We want is to calculate precision and recall for every possible score. But we can’t cover all possible numbers. Luckily, we don’t need to. Because our evaluation dataset is finite, and between the adjacent points, the precision and recall is the same. So instead of going over all possible numbers, we just need to iterate over all observed scores.

For each score we want to know how many points were below it, and how many of those had the true label of 1. This asks for some sorting. The trick is to sort all pairs (of score and true label) by score in a descending order. Then, computing the threshold becomes very easy, it’s just the score at every point.

For every threshold (assuming unique score thresholds) we want to find precision and recall. Being at this threshold means that all the points below are predicted to be labeled 0, and all the points above are predicted as 1. The precision of such prediction is the number of points above that are actually labeled 1, divided by the total number of points above. We, professionals, say: number of true positives divided by sum of true positives an false positives. In other words, we divide the real number of positive values by the number of positive predictions, and that’s the precision at this threshold.

We could have stopped here, you know. You want your predictions to be correct 90% of the times, pick the score threshold where your precision is closest to 0.9.

But we’re curious, as the real professional data scientists are. So we need to know more about the data. We’ll calculate the recall. Recall is a funky term, that shows how many true positives we have predicted out all the positive values. We take the number of true positives seen so far, just like for the precision. But now we divide it by the total number of points with true label 1 in the evaluation dataset. That’s right, the denominator for the recall is constant at each iteration, and the nominator is ever-increasing. At the beginning of the loop when the score threshold is at the highest, and we haven’t observed any true positives, the recall is zero. At the end, when score threshold is at the lowest score, the recall is the number of true positives divided by the total number of points with label 1.

precisions, recalls, thresholds = precision_recall_curve(y_test, y_score)
thresholds = np.append(thresholds, float('nan'))
precisions.shape, recalls.shape, thresholds.shape
((51,), (51,), (51,))

Let’s take a look#

Okay, that was all good knowledge, thank you very much, but can you show me some examples? How about we plot these 3 sequences against each other?
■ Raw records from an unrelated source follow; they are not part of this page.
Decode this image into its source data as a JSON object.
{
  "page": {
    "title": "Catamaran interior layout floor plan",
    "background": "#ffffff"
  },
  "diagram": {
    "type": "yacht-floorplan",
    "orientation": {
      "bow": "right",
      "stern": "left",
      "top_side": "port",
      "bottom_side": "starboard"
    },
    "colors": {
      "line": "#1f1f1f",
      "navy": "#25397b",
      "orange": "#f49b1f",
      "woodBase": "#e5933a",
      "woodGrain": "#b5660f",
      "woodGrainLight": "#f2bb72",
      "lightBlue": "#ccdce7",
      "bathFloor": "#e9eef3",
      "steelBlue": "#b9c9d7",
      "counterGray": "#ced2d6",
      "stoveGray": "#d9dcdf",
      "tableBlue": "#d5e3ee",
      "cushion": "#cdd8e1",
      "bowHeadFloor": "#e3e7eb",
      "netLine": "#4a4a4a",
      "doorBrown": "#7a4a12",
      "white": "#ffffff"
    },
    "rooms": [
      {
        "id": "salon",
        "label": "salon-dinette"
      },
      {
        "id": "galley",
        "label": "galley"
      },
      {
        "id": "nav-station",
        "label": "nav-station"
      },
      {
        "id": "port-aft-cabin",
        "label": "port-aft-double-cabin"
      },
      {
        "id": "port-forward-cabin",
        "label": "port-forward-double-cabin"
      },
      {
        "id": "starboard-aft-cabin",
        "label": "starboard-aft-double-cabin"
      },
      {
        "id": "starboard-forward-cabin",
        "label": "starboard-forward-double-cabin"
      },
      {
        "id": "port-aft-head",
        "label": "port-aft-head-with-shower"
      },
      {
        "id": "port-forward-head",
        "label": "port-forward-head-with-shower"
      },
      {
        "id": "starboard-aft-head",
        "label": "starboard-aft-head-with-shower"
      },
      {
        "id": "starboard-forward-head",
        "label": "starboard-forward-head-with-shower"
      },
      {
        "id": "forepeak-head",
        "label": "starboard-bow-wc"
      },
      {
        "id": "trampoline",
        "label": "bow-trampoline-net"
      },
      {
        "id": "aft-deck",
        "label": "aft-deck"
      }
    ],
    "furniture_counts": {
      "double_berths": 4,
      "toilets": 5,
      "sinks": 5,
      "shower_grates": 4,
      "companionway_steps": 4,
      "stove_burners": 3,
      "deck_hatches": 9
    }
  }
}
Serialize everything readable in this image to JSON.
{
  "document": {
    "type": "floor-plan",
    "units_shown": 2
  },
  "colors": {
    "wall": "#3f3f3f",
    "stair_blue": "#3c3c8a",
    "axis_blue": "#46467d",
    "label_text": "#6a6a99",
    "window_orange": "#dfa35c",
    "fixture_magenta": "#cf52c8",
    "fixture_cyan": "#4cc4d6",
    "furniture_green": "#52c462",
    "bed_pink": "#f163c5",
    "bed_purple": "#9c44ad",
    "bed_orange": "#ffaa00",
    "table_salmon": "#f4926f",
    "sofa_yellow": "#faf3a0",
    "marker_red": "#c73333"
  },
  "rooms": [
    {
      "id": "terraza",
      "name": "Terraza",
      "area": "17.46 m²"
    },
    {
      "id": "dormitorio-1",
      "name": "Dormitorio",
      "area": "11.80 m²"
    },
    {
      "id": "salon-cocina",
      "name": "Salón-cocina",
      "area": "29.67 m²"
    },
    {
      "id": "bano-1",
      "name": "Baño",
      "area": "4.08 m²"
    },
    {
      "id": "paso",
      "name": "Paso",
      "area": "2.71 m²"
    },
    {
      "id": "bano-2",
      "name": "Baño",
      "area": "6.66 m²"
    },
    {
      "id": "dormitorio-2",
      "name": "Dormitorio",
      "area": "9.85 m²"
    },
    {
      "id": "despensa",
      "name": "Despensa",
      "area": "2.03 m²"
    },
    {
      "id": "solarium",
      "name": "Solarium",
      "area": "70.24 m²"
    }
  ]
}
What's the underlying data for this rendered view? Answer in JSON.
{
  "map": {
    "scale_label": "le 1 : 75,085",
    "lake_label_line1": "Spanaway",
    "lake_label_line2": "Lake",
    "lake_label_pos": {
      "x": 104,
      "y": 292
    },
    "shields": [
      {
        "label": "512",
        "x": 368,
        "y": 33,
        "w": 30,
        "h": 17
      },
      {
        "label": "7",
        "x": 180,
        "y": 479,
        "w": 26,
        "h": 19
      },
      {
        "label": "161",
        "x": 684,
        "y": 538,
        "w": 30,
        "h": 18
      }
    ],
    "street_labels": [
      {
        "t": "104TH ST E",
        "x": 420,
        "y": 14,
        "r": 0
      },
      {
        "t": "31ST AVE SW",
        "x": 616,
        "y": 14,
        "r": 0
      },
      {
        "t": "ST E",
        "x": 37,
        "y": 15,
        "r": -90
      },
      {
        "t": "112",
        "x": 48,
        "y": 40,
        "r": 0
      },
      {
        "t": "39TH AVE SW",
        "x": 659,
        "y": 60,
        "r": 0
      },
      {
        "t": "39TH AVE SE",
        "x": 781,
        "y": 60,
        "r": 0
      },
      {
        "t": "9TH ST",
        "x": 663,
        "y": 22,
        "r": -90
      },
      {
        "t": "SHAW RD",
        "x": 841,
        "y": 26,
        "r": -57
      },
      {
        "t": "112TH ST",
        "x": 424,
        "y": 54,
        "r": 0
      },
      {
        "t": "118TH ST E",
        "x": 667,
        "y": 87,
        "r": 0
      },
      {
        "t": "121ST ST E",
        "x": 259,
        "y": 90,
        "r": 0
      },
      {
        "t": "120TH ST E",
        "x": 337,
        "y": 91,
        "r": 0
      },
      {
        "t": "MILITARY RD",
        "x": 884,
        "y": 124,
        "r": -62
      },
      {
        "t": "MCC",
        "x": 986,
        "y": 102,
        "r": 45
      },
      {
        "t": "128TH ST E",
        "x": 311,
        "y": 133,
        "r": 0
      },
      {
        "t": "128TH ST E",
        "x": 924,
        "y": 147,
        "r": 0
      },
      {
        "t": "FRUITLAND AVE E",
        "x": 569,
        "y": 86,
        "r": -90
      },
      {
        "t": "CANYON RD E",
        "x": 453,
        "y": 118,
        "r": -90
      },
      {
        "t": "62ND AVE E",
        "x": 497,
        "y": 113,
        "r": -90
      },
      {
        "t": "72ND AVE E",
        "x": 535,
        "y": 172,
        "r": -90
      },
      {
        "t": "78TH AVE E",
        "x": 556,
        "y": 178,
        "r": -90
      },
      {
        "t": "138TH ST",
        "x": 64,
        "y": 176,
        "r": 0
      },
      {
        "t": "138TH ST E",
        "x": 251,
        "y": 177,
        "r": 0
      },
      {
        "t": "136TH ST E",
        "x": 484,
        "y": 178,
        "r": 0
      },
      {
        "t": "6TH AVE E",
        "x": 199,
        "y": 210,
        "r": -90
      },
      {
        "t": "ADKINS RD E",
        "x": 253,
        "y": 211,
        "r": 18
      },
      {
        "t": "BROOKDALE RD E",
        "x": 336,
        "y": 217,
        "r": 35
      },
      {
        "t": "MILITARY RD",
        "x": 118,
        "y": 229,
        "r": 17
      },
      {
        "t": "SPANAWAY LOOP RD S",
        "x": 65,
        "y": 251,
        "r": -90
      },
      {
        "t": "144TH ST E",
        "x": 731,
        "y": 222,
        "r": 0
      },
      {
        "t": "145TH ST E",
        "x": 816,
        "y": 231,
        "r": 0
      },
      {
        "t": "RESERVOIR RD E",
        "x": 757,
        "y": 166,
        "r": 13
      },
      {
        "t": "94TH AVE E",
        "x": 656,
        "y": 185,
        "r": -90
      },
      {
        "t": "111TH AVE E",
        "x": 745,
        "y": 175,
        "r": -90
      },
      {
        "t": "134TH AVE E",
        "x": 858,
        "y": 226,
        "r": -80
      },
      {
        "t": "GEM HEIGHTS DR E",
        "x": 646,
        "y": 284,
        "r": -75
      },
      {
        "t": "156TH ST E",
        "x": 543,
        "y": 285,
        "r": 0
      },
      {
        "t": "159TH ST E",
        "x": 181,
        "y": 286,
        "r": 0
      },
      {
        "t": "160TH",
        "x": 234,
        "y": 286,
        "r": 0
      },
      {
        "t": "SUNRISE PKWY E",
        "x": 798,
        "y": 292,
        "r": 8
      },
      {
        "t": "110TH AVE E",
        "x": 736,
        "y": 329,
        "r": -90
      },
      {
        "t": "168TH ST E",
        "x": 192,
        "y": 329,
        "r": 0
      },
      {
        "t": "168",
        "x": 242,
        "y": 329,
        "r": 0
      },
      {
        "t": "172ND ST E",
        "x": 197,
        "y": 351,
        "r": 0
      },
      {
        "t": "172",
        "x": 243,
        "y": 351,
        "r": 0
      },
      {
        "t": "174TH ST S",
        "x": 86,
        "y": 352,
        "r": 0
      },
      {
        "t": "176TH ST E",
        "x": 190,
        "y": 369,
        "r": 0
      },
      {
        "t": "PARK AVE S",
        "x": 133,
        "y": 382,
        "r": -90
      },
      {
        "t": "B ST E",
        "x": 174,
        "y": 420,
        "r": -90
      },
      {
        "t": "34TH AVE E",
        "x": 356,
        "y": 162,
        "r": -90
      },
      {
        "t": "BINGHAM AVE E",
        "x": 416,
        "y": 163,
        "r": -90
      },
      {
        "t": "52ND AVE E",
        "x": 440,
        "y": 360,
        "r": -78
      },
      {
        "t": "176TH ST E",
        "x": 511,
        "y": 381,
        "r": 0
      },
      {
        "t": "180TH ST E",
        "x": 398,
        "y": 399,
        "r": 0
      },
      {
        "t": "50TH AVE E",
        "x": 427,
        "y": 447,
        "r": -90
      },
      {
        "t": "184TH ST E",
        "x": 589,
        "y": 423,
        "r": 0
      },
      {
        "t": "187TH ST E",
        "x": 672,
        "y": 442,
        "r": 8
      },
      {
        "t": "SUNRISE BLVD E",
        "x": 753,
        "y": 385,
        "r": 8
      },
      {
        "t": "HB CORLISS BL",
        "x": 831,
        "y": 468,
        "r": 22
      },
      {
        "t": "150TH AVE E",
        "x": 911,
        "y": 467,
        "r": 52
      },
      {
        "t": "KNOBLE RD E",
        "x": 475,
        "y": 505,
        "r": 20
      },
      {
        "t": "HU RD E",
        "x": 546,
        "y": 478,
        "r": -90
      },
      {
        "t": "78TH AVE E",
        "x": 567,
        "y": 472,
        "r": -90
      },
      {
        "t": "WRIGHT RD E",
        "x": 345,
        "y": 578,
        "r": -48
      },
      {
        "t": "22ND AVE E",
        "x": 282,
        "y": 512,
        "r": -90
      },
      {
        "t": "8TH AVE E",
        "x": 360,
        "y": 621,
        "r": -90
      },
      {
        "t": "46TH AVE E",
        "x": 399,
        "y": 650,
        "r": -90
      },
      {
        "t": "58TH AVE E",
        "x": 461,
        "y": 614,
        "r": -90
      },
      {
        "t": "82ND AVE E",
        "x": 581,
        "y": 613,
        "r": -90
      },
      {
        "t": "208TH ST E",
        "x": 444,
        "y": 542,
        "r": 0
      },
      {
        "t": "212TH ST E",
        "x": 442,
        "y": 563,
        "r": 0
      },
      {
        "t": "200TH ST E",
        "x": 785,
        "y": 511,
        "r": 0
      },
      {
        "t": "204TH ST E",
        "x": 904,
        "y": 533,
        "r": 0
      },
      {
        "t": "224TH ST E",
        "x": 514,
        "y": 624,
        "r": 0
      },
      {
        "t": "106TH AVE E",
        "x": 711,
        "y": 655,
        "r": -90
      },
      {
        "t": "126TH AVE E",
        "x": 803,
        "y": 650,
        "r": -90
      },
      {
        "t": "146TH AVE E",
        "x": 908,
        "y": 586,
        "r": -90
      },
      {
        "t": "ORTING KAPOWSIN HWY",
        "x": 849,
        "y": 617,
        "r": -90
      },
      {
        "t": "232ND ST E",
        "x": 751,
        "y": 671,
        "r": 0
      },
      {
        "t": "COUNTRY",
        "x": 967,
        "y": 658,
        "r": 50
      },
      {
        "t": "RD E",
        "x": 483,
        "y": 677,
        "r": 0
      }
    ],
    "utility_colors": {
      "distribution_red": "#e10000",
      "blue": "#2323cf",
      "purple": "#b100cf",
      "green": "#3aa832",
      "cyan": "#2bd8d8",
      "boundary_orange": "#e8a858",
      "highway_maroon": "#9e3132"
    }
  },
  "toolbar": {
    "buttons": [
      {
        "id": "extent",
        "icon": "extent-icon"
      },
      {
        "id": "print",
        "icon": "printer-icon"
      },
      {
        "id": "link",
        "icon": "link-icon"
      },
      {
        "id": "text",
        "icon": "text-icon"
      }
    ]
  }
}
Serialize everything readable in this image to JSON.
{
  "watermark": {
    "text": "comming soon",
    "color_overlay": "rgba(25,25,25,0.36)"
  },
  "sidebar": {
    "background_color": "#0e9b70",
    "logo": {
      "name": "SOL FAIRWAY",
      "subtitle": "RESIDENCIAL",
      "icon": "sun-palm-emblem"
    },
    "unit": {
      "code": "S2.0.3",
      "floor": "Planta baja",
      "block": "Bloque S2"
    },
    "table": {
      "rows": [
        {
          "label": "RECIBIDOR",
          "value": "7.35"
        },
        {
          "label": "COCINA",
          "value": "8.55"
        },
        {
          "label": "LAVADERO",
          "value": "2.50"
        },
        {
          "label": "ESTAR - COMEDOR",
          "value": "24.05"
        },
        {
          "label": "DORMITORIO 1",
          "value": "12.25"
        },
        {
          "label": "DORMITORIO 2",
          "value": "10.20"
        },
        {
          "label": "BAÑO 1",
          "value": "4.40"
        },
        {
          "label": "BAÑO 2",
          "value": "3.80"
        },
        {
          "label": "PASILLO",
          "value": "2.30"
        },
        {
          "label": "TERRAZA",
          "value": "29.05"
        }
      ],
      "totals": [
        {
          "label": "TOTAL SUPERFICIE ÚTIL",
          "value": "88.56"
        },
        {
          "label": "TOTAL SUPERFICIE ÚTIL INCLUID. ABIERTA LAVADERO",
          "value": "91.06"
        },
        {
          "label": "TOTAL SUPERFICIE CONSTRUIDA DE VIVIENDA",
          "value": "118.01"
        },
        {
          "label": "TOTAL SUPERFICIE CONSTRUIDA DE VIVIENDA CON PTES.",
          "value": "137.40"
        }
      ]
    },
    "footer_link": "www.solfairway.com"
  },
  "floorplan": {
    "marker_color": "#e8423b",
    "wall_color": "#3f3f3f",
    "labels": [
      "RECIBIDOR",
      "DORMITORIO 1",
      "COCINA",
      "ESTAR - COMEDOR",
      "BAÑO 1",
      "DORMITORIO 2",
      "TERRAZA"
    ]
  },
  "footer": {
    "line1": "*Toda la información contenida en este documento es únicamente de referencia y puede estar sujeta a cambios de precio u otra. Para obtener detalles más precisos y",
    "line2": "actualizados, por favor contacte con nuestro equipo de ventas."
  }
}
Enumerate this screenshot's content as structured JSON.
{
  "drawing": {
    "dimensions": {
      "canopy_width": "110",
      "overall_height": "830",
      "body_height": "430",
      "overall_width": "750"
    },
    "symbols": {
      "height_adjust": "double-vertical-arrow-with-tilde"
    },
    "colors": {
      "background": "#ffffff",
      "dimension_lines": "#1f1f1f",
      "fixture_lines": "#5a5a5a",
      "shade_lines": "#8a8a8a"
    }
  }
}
First, all three lines on the same chart.

pandas.DataFrame.from_dict({'$Precision$': precisions, '$Recall$': recalls, '$Threshold$': thresholds}).plot();
../_images/12.64_23_0.png

Magnificient! But not very helpful. We see that the threshold are just sorted scores. We see recall starting at 1.0 and going down to zero. And the precision starts somewhere around 0.5 and goes up (and sometimes down) to 1.0.

How about we put recall as the X axis, and plot precision and thresholds as Y.

pandas.DataFrame.from_dict({'$Precision$': precisions, '$Recall$': recalls, '$Threshold$': thresholds}).plot(x='$Recall$');
../_images/12.64_25_0.png

Yeah, that’s very close to what scikit plotted for us above. The steps are not as pronounced, but that’s fine.

How about we go crazy and plot both precision and recall against the threshold?

pandas.DataFrame.from_dict({'$Precision$': precisions, '$Recall$': recalls, '$Threshold$': thresholds}).plot(x='$Threshold$');
../_images/12.64_27_0.png

The lines cross! What a coincedence (it’s not). Funny, that the threshold of the cross is about where we (no, you, against my better judgement) eye-balled the sweet spot. Is there any theoretical significance to this spot? I don’t think so. You don’t get the biggest bang for your buck by jerking target precision for the system after every evaluation. You want the target precision to be good and stable, and preferrably decided by someone who understands the product, the users, and also that murky statistical part, that precision doesn’t take into account false negatives - predictions of label 0 when it’s actually 1.